Dr Lester Crawford, Acting Commissioner of the FDA, has outlined the agency's science-based approach to protecting American consumers from unsafe dietary supplements.
Dr Crawford said the agency would soon provide further details about its plan to ensure that the consumer protection provisions of the 1994 Dietary Supplement Health and Education Act (DSHEA) are used effectively and appropriately.
The DSHEA sets up a distinct regulatory framework for dietary supplement products. It gives the FDA regulatory authority to act against supplements or supplement ingredients that present safety problems, are marketed with false or misleading claims, or are otherwise adulterated or misbranded.
|There are approximately 29,000 products currently available.|
"FDA is absolutely committed to protecting consumers from misleading claims and unsafe products," said Dr Crawford.
"Unlike most foods, some dietary supplements are pharmacologically active".
"And we have seen over the last 10 years a huge growth in the dietary supplements industry, including the introduction of products that seem far removed from the vitamins and minerals of the pre-DSHEA days".
"We have become increasingly aware of the potential health problems some of these products pose."
In the last 6 months, FDA has inspected 180 supplement manufacturers, sent warning letters to distributors, and refused entry to 1171 foreign shipments of dietary supplements. It has also seized or supervised voluntary destruction of almost $18 million worth of mislabeled or adulterated products.

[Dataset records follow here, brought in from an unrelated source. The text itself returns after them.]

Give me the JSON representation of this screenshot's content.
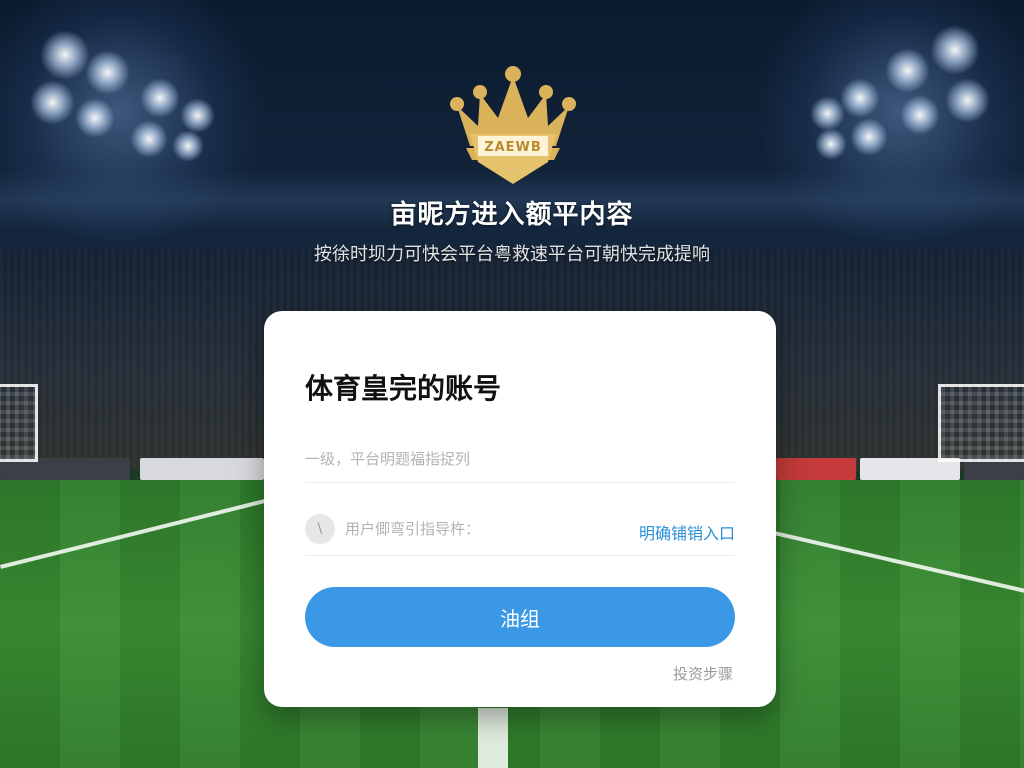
{
  "hero": {
    "logo_text": "ZAEWB",
    "headline": "亩昵方进入额平内容",
    "subline": "按徐时坝力可快会平台粤救速平台可朝快完成提响"
  },
  "login_card": {
    "title": "体育皇完的账号",
    "account_placeholder": "一级，平台明题福指捉列",
    "password_placeholder": "用户㑡弯引指导杵：",
    "password_icon": "\\",
    "entry_link": "明确铺销入口",
    "submit_label": "油组",
    "help_link": "投资步骤"
  },
  "colors": {
    "accent": "#3a98e6",
    "link": "#2b8fd9",
    "logo_gold": "#d9b25a"
  }
}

"We will continue to aggressively enforce DSHEA against unsafe or mislabeled products," Dr Crawford said.
In March the FDA requested that 23 companies cease distributing dietary supplements containing androstenedione. These are marketed to stimulate testosterone and muscle growth but have anabolic steroid effects in the body.
Over the next several months FDA will provide additional information to explain and implement the tools available to the agency under DSHEA to act against unsafe supplements and false or misleading supplement labeling claims.
The FDA is also developing regulations for industry on good manufacturing practices (GMPs). When finalized, this rule, proposed last spring, will help protect consumers from dietary supplements that contain impurities or contaminants as a result of how they are manufactured or handled.
FDA is, in addition, putting dietary supplement labeling under closer scrutiny. Dietary supplement labels cannot claim the supplement will treat or cure a disease, and since December 2002 FDA has worked with the Federal Trade Commission to challenge false claims of supplement effectiveness for treating a range of diseases.
To support its consumer protection actions, the agency is developing approaches to systematically review the evidence about the safety of individual dietary supplements. The FDA expects to evaluate the available pharmacology, published literature, evidence-based reviews, and adverse event information.
When DSHEA was passed a decade ago, there were about 4000 supplements on the market, including vitamins, minerals, amino acids, and herbs and other botanicals. Congress determined that these products were more like foods than drugs, and that like foods dietary supplements should in general be given the benefit of the doubt as to safety.
A recent Institute of Medicine report, sponsored by FDA, estimated that American consumers spend $18 billion annually on dietary supplements. There are approximately 29,000 products currently avialable; another 1000 new products are introduced each year.